Es knackte ihn ihren Ohren, als das Hauptquartier ihr antwortete: „Bewege dich so weit wie möglich vor, aber achte darauf, dich nicht in Gefahr zu begeben. Kehr sofort um, wenn du merkst, dass es gefährlich wird.“
Sie war sich nicht sicher, ob sie über seine Besorgnis gerührt oder amüsiert sein sollte, entschied sich dann aber für Ernsthaftigkeit, da er ihr bereits mitgeteilt hatte, wie wichtig diese Mission für ihn war. „Keine Sorge, ich werde auf mich achten.“
Es gab kein weiteres Knacken, der Kanal war wieder geschlossen und sie vorerst auf sich allein gestellt, was ihr nur recht sein konnte, so gab es immerhin nichts, was sie ablenken könnte.
Mit der Vorkriegskarte des Gebiets im Kopf, machte sie sich auf den Weg durch die Prärie, um ihr eigentliches Ziel zu erreichen. Es war dem Luftschiff nicht möglich gewesen, sie dort direkt abzusetzen, auch wenn sie die Einzelheiten nicht verstanden hatte, aber der Weg sah auf der Karte ohnehin nicht sonderlich weit aus – und genau wie sie erwartet hatte, war sie schon nach etwas weniger als einer Stunde am richtigen Zielort angekommen.

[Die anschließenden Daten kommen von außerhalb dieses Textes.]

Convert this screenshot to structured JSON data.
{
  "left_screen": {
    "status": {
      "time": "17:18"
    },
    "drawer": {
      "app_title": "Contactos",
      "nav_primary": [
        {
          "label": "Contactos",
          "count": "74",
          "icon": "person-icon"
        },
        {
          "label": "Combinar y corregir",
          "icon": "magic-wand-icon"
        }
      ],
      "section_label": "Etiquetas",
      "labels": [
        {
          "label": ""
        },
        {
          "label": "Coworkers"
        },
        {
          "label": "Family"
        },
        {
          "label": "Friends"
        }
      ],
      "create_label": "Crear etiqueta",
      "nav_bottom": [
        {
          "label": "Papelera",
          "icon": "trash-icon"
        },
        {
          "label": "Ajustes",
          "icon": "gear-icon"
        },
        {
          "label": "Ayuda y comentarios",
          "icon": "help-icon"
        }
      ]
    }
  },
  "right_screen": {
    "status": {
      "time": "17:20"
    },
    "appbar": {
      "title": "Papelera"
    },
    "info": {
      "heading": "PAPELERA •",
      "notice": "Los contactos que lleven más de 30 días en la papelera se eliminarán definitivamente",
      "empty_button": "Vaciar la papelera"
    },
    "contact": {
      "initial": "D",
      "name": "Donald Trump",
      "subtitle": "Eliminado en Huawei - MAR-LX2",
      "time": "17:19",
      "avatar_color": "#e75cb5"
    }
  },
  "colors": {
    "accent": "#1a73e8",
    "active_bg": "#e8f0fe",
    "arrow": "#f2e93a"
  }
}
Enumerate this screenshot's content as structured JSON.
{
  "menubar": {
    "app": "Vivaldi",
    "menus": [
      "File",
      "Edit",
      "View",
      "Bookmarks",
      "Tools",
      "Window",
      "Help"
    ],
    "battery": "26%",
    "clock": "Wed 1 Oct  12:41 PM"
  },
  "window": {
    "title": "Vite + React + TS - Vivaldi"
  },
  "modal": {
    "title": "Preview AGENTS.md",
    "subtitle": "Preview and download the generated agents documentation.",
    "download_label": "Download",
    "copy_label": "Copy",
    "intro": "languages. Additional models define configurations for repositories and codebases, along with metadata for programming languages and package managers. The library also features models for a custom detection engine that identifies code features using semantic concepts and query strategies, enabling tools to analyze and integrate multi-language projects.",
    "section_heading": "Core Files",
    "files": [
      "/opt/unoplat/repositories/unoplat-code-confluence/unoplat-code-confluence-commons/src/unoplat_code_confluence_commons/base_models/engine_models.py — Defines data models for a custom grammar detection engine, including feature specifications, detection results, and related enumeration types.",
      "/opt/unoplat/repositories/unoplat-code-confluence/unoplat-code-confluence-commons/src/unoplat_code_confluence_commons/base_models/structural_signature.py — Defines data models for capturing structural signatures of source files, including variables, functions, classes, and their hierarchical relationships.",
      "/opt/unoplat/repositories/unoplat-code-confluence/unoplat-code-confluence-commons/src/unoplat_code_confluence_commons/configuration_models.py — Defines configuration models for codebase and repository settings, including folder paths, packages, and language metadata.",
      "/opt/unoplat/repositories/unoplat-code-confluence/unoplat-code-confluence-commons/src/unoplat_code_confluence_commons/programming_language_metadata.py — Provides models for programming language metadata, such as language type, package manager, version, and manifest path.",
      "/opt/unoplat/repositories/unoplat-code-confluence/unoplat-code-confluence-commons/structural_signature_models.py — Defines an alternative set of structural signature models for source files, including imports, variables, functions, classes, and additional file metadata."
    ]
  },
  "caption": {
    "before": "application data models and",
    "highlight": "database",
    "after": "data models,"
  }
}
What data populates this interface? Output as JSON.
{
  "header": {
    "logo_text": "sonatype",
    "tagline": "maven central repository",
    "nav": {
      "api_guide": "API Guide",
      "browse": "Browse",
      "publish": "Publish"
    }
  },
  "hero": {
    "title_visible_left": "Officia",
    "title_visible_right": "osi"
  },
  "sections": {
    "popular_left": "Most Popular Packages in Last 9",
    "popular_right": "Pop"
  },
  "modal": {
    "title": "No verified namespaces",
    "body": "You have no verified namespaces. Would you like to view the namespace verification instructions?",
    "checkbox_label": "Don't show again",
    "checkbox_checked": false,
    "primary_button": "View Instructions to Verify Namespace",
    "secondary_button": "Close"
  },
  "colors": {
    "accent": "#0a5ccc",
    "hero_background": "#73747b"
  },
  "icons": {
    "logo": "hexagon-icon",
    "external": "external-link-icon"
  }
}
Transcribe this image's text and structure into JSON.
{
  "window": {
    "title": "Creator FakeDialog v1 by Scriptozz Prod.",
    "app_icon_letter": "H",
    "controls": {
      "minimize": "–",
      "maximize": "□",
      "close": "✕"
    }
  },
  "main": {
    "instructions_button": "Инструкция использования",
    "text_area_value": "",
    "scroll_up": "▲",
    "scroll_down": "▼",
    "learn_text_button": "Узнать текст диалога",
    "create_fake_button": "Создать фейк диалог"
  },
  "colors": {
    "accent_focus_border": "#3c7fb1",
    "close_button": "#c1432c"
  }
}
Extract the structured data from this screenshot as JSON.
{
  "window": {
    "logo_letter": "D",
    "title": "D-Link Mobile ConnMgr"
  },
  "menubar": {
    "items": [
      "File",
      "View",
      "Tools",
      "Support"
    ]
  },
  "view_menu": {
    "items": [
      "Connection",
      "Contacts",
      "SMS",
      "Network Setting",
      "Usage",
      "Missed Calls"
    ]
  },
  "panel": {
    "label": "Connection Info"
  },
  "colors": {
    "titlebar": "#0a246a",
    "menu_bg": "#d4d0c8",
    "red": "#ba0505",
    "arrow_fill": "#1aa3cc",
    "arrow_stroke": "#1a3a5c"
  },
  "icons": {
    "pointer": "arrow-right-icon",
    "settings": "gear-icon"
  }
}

Inmitten eines Felsmassiv war ein riesiger Tempel zu sehen, der seine besten Zeiten längst hinter sich hatte. Abgesehen von den einfachen Säulen gab es keinerlei Verzierungen, keine Statuen, keine Symbole, die darauf hindeuten könnten, zu welcher Dynastie man diesen zuordnen könnte – aber das war im Moment auch nicht weiter wichtig.
Sie betrat das Innere des Tempels, eine Arbeit, die keiner sonst aus der Organisation tun wollte, da jeder diese Exkursionen als unheimlich befand, während sie keinerlei Probleme damit verspürte.
Der riesige Vorraum war gefüllt mit kristallinen Statuen, deren Form entfernt an die von Menschen erinnerte. Garnett schüttelte mit dem Kopf. „Wie traurig...“
Sie mussten allesamt vom Miasma überrascht worden sein, ohne jede Möglichkeit zu fliehen. Rasch setzte sie ihren Weg fort, ehe sie sich von der traurigen Stimmung überwältigen lassen würde und strebte ins Innere des Tempels.
Durch das Miasma gab es keinerlei Leben, das sie daran hindern könnte, das Herz des Heiligtums aufzusuchen und da niemand damit gerechnet hatte, dass die Wachen eines Tages ausfallen würden, gab es auch keinerlei Fallen, die ihre entschlossenen Schritte bremsten.
Lediglich die verwinkelten Gänge, die oftmals in Sackgassen endeten, testeten wiederholt ihre Geduld, aber ihrem vorzüglichen Orientierungssinn verdankte sie es, dass sie schließlich doch noch im Herzen des Tempels angekommen war und dort zufrieden das betrachten konnte, wonach sie die ganze Zeit gesucht hatte.
Die Plattform, auf der sie stand, befand sich auf derselben Höhe wie die Brust des Dings. Während der Großteil davon aus Metall war, bestand der Brustkorb aus einem goldenen Juwel, das einen interessanten Schimmer in sich trug. Der Kopf thronte majestätisch auf dem Rumpf, die Augen waren dunkel und leblos. Wenn Garnett über die Plattform hinabspähte, entdeckte sie nur Dunkelheit, statt den weiteren Körper, weswegen sie die Größe nicht abschätzen konnte. Aber immerhin entdeckte sie auch keinerlei Beschädigungen.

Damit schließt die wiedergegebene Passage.